An $L_{1}$ regularizer adds a penalty for the sum of the absolute values of the parameters.

Adding an $L_{1}$ regularizer to the log loss entails minimizing

 $\displaystyle-\left(\sum_{e\in E}\left({Y}({e})\log\widehat{Y}({e})+(1-{Y}({e}% ))\log(1-\widehat{Y}({e}))\right)\right)+\lambda\left(\sum_{i=0}^{n}\left|w_{i% }\right|\right).$

The partial derivative of the sum of absolute values with respect to $w_{i}$ is the sign of $w_{i}$, either $1$ or $-1$ (defined as $sign(w_{i})=w_{i}/|w_{i}|$), at every point except at 0. We do not need to make a step at 0, because the value is already a minimum. To implement an $L_{1}$ regularizer, each parameter is moved towards zero by a constant, except if that constant would change the sign of the parameter, in which case the parameter becomes zero. Thus, an $L_{1}$ regularizer can be incorporated into the logistic regression gradient descent algorithm of Figure 7.10 by adding after line 18 (in the scope of both “for each”):

 $\displaystyle w_{i}\;{:}{=}\;\mbox{}sign(w_{i})*max(0,\>|w_{i}|-\eta*\lambda/|% E|)$

This is called iterative soft-thresholding and is a special case of the proximal-gradient method.

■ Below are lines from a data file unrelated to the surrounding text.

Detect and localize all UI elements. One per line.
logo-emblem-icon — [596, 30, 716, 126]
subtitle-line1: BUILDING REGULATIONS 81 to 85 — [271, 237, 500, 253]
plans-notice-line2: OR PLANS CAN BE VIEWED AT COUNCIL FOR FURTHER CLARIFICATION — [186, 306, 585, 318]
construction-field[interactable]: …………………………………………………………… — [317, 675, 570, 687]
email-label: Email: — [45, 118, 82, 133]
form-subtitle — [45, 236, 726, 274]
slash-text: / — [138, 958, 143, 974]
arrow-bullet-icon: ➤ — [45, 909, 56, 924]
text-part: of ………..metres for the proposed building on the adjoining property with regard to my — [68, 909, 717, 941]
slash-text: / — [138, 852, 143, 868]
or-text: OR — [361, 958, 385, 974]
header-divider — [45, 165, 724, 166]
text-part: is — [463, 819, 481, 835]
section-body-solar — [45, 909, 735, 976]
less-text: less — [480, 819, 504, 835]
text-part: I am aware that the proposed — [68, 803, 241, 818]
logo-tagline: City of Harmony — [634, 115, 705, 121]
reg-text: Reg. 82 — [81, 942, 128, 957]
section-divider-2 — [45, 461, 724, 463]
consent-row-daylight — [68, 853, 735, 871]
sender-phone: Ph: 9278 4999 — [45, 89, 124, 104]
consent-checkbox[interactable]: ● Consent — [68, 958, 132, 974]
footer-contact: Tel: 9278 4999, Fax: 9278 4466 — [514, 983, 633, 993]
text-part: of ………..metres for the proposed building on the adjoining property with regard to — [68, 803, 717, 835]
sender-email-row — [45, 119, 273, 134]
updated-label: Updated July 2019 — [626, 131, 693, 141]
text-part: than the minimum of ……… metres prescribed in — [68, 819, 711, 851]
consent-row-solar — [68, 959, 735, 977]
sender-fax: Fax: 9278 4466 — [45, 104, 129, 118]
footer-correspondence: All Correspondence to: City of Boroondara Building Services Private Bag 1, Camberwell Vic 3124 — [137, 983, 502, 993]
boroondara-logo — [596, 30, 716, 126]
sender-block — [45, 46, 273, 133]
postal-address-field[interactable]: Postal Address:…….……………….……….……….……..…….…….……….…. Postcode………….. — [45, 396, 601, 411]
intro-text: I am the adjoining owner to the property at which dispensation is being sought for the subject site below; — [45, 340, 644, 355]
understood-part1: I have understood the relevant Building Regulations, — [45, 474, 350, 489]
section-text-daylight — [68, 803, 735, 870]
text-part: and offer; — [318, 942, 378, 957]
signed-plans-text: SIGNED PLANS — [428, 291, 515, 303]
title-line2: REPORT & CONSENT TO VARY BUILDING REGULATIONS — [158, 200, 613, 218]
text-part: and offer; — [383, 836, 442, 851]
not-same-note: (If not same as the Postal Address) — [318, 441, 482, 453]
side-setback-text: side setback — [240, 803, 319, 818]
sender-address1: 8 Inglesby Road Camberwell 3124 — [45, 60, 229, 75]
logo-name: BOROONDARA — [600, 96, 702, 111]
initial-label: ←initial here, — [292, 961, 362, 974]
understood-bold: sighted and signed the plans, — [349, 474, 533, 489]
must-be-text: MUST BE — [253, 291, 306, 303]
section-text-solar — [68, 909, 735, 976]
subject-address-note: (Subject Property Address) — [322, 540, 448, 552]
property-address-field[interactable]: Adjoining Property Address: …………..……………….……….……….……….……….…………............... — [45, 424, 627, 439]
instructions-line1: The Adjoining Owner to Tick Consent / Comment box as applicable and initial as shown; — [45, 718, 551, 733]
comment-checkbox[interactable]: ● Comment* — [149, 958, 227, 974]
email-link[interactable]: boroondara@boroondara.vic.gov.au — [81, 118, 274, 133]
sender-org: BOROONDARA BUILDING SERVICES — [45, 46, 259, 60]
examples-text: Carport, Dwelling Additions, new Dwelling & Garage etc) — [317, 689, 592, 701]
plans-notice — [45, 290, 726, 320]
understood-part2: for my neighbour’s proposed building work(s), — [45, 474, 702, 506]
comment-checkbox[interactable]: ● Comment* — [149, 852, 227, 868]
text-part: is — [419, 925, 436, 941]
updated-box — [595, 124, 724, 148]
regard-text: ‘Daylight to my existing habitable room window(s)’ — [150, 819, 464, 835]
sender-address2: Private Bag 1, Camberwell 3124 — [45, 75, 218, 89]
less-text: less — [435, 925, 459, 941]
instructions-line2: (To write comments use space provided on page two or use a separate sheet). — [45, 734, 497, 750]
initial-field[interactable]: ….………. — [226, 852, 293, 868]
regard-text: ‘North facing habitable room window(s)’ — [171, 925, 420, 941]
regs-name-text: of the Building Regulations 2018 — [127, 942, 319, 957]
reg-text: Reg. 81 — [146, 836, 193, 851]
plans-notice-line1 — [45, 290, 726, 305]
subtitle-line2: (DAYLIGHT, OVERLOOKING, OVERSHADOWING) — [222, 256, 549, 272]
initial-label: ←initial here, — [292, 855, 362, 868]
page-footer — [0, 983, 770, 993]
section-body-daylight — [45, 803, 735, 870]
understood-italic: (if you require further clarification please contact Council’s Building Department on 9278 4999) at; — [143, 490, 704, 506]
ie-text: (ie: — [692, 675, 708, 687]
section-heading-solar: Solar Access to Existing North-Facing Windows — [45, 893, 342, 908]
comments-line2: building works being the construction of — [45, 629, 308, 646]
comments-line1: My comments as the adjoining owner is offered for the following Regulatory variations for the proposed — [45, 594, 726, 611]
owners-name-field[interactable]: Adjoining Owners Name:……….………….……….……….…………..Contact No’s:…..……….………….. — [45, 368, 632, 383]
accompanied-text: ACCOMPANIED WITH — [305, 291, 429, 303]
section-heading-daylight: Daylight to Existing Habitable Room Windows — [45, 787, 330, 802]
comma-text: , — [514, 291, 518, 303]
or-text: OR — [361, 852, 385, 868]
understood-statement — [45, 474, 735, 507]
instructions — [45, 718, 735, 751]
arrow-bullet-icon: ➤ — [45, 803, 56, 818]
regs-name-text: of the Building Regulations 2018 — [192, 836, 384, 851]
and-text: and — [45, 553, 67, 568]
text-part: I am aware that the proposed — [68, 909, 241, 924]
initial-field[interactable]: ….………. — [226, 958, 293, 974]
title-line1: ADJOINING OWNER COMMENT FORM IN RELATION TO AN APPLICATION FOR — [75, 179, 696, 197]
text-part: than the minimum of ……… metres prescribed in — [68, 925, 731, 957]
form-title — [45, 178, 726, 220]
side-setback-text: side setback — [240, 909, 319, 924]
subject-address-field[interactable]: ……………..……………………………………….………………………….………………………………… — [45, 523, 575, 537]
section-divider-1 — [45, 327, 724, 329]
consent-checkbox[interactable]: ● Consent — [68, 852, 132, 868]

An $L_{1}$ regularizer when there are many features tends to make many weights zero, which means the corresponding feature is ignored. This is a way to implement feature selection. An $L_{2}$ regularizer tends to make all of the parameters smaller, but not zero.

Regularization, Pseudocounts and Probabilistic Mixtures

Consider the simplest case of a learner that takes a sequence $E$ of examples $e_{1}\dots e_{n}$, with no input features. Suppose you regularize to some default value $m$, and so penalize the difference from $m$. The regularizers in Section 7.4.2 regularize to 0.

Consider the following programs that do stochastic gradient descent with $L_{2}$ regularization in different ways. Each takes in the data set $E$, the value for $m$, the learning rate $\eta$ and the regularization parameter $\lambda$.

procedure $Learn_{0}$($E,m,\eta,\lambda$)
$p\;{:}{=}\;\mbox{}m$

repeat

for each $e_{i}\in E$ do
$p\;{:}{=}\;\mbox{}p-\eta*(p-e_{i})$                    $p\;{:}{=}\;\mbox{}p-\eta*\lambda*(p-m)$
until termination

return $p$
procedure $Learn_{1}$($E,m,\eta,\lambda$)
$p\;{:}{=}\;\mbox{}m$

repeat

for each $e_{i}\in E$ do

$p\;{:}{=}\;\mbox{}p-\eta*(p-e_{i})$
$p\;{:}{=}\;\mbox{}p-\eta*\lambda*(p-m)$                until termination
return $p$

The programs differ as to whether the regularization happens for each element of the data set or for the whole data set at each iteration.

Program $Learn_{0}$ minimizes $\bigg{(}\sum_{i}(p-e_{i})^{2}\bigg{)}+\lambda(p-m)^{2}$ which is minimal when $p=\frac{m\lambda+\sum_{i}e_{i}}{\lambda+n}.$ Program $Learn_{1}$ minimizes $\sum_{i}\bigg{(}(p-e_{i})^{2}+\lambda(p-m)^{2}\bigg{)}$ which is minimal when $p=\frac{\lambda}{1+\lambda}m+\frac{1}{1+\lambda}\frac{\sum_{i}e_{i}}{n}.$

Program $Learn_{0}$ is equivalent to having a pseudocount with $\lambda$ extra examples, each with value $m$.

Program $Learn_{1}$ is equivalent to a probabilistic mixture of $m$ and the average of the data.

For a fixed number of examples, $n$, these can be mapped into each other; $\lambda$ for $Learn_{1}$ is $\lambda$ for $Learn_{0}$ divided by $n$. They act differently when the number of examples varies, for example, in cross validation, when using a single $\lambda$ for multiple data sets, or in more complicated cases such as collaborative filtering.

For a fixed $\lambda$, with $n$ varying, they are qualitatively different. In $Learn_{0}$, as the number of examples increases the regularization gets less and less important. In $Learn_{1}$, $m$ has the same effect on the prediction, no matter what $n$ is. Using the strategy of $Learn_{0}$ is appropriate if the examples are independent of each other, where it is appropriate that enough examples will dominate any prior model. The strategy of $Learn_{1}$ may appropriate if there is some chance the whole data set is misleading.